The first reason could be that the announcement dovetails with a much older legacy of inherited shame and silence about the famine itself. Failure so catastrophic that one million people starved to death as a further million took to coffin ships fleeing for their lives, is not a story that garlands us with pride, is it?
The famine was the worst social catastrophe in Europe in the 19th century, it killed as many people as a low-level nuclear strike and almost 170 years later Ireland's population has still not recovered from it.
That's not the kind of feel-good narrative a tourism department or government minister wants to promote. Nevertheless, it is impossible to understand the Irish (or the immigrant) experience in the 19th century – in Ireland and America - without reference to it.
When the Irish playwright Tom Murphy began to write his play Famine (1968) he spoke of a revelation he had in the process of researching and writing the play: “Was I... a student or a victim of the Famine?” he asked. He was writing over 100 years after the events depicted in his play. But it still felt raw to him, the questions were still unsettled and unsettling.
I saw Murphy's famine play at The Lincoln Center Festival in 2012, presented by Druid Theatre Company. Next to me, for that performance, was the playwright Larry Kramer, who had chronicled another social disaster much closer to us in time. Also the son of immigrants, what parallels did he see in this story, I wondered?
Murphy's play was ultimately overwhelmed by the enormity of its subject, I felt. How do you write about a comet strike that decimates an island, a people, a language, and a potential future?
Some catastrophes leave a great silence in their wake and I was sad to see that Murphy, although he bore witness, was rattled in this instance, too electrified by the sheer voltage, to fully capture what he had seen and felt.
But shame and silence have attended the famine since the first blight was discovered. With the Irish already made tenants in their own country, banished to the worst land and the merest holdings, it would have been impossible not to absorb the idea – the way the abused often do - that all of this was somehow their own fault.

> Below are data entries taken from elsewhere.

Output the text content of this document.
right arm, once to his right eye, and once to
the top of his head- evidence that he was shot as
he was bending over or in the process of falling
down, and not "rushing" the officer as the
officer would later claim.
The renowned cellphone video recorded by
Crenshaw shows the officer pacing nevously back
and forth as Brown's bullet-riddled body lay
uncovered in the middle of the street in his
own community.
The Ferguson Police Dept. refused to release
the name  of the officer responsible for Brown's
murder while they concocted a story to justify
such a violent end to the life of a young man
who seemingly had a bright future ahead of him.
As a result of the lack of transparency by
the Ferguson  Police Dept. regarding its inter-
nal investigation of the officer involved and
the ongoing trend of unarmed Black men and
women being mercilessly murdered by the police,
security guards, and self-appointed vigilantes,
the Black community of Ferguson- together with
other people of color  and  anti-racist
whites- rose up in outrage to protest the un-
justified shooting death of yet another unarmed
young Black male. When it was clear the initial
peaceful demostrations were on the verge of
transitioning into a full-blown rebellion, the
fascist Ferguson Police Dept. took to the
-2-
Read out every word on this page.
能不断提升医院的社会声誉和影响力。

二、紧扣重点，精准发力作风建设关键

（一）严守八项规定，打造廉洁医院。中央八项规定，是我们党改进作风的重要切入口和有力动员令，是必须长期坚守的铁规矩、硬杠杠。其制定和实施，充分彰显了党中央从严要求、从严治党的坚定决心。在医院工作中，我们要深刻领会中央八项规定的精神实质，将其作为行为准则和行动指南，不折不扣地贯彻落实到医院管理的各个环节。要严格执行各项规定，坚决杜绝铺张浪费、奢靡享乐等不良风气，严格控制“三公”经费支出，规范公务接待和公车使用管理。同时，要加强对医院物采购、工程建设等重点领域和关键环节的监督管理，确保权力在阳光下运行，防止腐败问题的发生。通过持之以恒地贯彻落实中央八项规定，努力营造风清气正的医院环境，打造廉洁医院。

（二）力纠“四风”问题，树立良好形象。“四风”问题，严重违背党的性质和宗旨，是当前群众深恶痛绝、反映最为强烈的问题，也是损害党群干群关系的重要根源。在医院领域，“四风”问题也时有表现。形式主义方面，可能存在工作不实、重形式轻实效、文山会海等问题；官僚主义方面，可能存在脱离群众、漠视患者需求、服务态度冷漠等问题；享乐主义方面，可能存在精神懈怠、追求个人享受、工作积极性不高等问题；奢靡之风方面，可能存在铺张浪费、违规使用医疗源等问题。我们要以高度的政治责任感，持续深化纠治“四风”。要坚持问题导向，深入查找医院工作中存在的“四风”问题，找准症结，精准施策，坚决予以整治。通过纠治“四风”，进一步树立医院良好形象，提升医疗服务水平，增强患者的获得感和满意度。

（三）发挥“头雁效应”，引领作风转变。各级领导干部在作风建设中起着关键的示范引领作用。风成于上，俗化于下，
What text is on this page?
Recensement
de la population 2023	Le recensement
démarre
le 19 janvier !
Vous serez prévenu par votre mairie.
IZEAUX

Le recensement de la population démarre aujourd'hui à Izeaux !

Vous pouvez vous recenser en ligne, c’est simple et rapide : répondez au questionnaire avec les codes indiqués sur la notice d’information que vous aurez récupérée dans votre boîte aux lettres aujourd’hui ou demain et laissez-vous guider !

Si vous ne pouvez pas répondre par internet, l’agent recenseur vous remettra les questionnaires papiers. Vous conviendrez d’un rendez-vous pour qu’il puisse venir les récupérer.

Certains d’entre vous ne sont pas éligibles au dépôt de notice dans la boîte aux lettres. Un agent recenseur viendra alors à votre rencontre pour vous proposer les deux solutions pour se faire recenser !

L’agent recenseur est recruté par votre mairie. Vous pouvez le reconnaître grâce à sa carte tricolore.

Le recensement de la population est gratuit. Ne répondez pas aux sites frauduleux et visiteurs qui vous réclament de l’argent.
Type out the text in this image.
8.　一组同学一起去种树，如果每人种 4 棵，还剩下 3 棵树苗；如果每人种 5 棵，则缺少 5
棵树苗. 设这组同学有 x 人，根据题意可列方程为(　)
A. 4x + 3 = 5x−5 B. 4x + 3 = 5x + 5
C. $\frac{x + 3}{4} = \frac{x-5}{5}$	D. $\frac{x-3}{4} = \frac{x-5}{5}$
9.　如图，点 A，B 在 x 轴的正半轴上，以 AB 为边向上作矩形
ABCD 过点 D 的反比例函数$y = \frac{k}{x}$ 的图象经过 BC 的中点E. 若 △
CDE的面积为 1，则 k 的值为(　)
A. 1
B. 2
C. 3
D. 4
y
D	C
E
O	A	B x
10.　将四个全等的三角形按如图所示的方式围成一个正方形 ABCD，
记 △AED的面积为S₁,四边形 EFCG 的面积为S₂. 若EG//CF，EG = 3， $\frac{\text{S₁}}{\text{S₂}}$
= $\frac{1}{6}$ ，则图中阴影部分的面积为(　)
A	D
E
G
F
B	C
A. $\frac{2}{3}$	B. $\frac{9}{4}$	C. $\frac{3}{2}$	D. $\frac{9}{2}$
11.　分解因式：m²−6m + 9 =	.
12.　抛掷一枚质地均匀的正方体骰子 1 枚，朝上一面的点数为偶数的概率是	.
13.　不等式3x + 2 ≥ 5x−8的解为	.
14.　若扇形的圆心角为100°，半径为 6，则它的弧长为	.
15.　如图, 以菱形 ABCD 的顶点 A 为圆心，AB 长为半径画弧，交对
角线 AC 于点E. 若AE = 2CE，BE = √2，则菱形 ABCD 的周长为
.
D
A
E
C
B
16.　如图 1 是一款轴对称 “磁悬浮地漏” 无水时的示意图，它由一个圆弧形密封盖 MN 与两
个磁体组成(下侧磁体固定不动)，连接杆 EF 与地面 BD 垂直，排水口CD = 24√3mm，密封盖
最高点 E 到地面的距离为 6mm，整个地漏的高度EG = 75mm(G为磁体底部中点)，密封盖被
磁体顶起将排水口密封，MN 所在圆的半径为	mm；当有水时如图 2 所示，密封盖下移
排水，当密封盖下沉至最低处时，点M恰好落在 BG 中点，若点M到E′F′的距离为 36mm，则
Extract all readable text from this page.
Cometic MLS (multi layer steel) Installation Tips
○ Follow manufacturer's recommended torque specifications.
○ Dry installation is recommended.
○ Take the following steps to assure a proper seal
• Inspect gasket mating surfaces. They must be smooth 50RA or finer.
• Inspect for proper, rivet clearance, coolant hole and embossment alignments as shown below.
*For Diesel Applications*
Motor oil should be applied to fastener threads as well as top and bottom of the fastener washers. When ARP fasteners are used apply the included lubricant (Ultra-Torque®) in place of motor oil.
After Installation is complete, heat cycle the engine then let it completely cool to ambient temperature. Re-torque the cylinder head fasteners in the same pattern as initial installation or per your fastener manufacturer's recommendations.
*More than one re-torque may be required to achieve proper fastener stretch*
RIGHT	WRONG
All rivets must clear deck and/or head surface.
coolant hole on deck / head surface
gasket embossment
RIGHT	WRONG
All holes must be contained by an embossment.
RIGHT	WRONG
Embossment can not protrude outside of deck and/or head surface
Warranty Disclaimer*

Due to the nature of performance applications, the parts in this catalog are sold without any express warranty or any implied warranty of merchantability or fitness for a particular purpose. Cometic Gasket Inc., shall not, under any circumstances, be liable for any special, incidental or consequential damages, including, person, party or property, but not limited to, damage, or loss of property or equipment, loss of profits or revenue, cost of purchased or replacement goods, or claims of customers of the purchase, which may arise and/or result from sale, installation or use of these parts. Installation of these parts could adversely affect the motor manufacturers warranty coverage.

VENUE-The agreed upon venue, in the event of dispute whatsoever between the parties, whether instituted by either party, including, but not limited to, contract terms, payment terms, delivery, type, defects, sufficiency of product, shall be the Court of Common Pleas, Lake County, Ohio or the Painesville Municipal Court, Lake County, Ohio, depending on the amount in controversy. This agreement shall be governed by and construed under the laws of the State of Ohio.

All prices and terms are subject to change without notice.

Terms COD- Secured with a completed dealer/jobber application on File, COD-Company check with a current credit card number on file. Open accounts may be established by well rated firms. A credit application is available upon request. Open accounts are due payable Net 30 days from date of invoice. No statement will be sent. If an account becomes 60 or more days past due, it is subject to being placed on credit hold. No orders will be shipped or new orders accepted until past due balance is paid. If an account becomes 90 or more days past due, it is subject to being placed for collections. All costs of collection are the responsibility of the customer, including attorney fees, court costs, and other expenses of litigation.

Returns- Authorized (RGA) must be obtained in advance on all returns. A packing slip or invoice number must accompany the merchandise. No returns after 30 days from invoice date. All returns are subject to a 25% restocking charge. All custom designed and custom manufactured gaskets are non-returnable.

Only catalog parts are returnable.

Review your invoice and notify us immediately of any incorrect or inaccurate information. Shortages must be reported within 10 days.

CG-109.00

First, they were victimized, then for generations after, they conspired with their own abusers in an almost unbroken, generations-long era of shame and silence.
Irish playwright Brian Friel saw and understood our national tripwires better than any other Irish dramatist before or since. But he resisted, despite what some critics claim, the siren call of nationalism or any simplified presentation of the great hunger's enduring impact on our psyche in his work.
Nevertheless, great hunger is still his lifelong theme. That hunger is seen everywhere in his work, in the frustrated desire to act, to connect, to speak, or to love. What happened to us, what great disaster befell us, his works ask over and over – that we have become these haunted and famished avatars, cast out on the roads?
“I rhyme to see myself,” wrote Seamus Heaney, “ to set the darkness echoing.” That directive, to speak, write and record in order to interpret, was the mission statement of Ireland's Great Hunger Museum, which has produced the finest and most insightful writing on the calamity I have ever read.
That it is to be closed and the collection broken up is more than a cost-cutting exercise, it's an act of premeditated cultural vandalism, performed by actors who apparently have no real understanding of or compassion for the experience of fellow immigrants who faced one of the roughest origin stories in the United States.
The political reality is that the decision is made. So this is the time for a more imaginative American campus to continue the great work that was begun here. It is time for the Irish and their descendants too to step forward to protect their own origin story and with that their understanding of themselves.
Because that is what is at stake here. The high-handed way that this museum, its mission, and future has been consigned to the four winds echoes the disdain and mistreatment our Irish ancestors once faced – and it's a scandal beyond belief.